(Reuters) – A U.S. government national security panel said it identified potential risks that warrant a full investigation of Singapore-based Broadcom Ltd’s $117 billion bid for chipmaker Qualcomm Inc, a senior U.S. Treasury official said in a letter to the companies on Monday.
Some of the concerns relate to risks associated with Broadcom’s relationships with foreign entities, Aimen Mir, the Treasury’s deputy assistant secretary for investment security, said in the letter, without identifying who those parties might be.
The letter, dated March 5, was made public by Qualcomm on Tuesday. (http://bit.ly/2FtCesY)

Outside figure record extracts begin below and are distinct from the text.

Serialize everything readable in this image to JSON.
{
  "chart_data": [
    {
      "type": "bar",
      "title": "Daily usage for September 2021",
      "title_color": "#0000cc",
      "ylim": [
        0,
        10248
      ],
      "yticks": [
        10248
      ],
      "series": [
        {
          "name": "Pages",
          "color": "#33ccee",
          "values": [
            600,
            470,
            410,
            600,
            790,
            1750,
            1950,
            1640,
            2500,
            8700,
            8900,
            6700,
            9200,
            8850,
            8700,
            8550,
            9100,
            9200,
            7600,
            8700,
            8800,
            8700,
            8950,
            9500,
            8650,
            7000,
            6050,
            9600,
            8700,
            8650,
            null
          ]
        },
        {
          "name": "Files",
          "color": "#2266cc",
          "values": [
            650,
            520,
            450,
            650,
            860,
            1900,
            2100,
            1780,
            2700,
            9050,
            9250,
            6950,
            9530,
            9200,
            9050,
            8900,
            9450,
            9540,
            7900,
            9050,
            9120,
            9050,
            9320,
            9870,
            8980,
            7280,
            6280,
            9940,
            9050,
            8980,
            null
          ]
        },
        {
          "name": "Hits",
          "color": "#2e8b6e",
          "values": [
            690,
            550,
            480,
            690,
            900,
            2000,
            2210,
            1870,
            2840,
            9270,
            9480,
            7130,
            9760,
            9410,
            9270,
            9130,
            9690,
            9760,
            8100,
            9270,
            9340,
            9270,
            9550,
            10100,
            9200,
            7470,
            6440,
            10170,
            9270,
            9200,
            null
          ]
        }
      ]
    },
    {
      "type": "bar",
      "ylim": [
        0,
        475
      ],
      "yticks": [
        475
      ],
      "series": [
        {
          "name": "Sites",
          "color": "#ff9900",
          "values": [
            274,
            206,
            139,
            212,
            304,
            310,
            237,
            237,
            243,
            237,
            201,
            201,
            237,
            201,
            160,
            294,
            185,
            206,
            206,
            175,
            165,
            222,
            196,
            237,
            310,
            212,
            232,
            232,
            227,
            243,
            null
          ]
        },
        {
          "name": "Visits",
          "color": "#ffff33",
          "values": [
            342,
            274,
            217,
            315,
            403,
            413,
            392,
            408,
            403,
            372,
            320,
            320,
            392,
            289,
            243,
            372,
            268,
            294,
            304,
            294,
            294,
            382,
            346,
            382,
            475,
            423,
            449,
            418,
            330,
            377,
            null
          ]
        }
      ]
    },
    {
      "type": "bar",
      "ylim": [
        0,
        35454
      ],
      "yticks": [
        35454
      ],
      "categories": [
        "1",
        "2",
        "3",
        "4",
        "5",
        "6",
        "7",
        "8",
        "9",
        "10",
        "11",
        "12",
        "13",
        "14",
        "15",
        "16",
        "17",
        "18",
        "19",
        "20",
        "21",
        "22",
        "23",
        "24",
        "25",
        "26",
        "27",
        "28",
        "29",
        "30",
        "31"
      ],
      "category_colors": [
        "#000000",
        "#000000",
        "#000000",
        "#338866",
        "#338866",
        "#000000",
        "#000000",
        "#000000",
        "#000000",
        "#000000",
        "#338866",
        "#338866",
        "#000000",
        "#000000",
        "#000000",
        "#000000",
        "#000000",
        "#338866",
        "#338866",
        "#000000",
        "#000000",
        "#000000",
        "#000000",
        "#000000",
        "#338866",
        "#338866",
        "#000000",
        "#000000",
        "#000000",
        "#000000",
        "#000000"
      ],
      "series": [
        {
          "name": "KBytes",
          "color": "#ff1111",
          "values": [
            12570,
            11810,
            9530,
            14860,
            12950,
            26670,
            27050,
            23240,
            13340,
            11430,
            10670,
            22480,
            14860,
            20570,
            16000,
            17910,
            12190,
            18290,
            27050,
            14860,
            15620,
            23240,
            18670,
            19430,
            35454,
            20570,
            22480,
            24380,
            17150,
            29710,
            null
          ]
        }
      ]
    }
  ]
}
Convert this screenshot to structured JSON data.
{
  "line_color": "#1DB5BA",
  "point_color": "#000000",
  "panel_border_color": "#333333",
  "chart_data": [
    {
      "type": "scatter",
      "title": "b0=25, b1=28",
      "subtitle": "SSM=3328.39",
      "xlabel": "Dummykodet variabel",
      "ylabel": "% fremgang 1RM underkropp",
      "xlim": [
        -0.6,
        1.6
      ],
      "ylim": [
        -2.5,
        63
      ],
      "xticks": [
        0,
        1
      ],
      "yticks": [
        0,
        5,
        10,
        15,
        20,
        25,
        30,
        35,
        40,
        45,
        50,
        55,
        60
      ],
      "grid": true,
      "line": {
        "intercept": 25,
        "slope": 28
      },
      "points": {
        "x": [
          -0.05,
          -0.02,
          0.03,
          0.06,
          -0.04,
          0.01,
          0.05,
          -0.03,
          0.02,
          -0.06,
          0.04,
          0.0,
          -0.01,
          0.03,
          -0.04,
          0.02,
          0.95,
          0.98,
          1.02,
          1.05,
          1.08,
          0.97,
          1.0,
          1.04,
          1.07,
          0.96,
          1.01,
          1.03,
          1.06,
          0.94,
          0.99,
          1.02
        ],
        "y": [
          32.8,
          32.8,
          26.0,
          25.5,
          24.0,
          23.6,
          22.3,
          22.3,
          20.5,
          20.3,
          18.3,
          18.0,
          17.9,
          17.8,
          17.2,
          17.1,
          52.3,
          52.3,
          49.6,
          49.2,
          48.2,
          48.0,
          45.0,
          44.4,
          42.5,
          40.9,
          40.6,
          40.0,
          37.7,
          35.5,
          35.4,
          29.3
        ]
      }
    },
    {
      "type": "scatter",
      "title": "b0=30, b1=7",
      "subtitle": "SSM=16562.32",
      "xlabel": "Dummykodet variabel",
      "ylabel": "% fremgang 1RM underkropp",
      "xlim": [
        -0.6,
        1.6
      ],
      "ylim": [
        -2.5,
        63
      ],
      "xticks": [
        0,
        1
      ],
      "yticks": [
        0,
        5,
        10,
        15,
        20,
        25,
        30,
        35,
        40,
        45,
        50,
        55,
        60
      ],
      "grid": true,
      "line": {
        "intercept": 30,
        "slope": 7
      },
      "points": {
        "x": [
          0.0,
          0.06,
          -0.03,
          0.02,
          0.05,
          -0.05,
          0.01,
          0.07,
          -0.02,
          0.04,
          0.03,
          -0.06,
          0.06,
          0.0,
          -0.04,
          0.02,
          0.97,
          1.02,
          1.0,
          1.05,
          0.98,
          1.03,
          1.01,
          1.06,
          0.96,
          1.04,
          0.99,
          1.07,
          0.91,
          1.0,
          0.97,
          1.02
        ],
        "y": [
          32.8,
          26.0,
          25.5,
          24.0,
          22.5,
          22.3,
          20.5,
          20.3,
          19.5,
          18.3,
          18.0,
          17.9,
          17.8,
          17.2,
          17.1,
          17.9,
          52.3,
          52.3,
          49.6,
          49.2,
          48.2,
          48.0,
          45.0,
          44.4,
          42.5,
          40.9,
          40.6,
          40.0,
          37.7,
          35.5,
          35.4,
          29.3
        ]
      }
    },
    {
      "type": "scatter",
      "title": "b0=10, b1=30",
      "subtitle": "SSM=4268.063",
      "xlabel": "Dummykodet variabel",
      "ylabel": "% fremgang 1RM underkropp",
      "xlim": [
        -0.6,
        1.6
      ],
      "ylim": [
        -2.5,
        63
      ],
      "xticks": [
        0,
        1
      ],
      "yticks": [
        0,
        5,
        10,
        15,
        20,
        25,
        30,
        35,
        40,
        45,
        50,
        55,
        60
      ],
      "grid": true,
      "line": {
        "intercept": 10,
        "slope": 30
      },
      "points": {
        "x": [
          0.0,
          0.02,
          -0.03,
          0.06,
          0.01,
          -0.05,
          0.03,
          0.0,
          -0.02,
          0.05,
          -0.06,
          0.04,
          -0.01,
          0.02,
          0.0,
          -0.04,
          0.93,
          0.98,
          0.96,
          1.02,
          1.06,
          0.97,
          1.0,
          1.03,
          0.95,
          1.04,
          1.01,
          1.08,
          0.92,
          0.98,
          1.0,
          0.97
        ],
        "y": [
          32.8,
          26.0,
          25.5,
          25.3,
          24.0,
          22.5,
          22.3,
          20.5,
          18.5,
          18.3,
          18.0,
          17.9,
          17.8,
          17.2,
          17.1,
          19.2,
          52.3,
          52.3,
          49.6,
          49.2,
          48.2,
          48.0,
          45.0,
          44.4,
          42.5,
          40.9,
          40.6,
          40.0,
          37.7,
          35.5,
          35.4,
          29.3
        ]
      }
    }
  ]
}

The U.S. government’s Committee on Foreign Investment in the United States (CFIUS) ordered a national security review of Broadcom’s proposed deal on Sunday in an unusual move that prompted Qualcomm to delay a March 6 shareholder meeting.
The letter said that, as with every investigation, the review will look at the potential risk of an unnamed “actor” working through Broadcom to hurt U.S. national security, adding that the bulk of CFIUS’ concerns were classified.
CFIUS, made up of representatives from the Departments of Defense, State, Justice, Treasury, Commerce, Energy and Homeland Security, assesses proposed foreign deals to purchase U.S. assets to ensure they do not harm national security.
The inter-agency body, led by the Treasury, rarely looks at mergers before companies have clinched an agreement, highlighting the urgency of U.S. concerns about safeguarding semiconductor technology and casting doubt on the deal’s success.
The U.S. government is concerned that Chinese companies, including the big network equipment and mobile phone maker Huawei Technologies, will take advantage of any openings to take the lead in the next generation mobile phone networks known as 5G.
“A shift to Chinese dominance in 5G would have substantial negative security consequences for the United States,” Mir’s letter said.
A source familiar with CFIUS’ thinking told Reuters on Monday that if Broadcom acquired Qualcomm, the U.S. military was concerned that within 10 years “there would essentially be a dominant player in all of these technologies and that’s essentially Huawei.”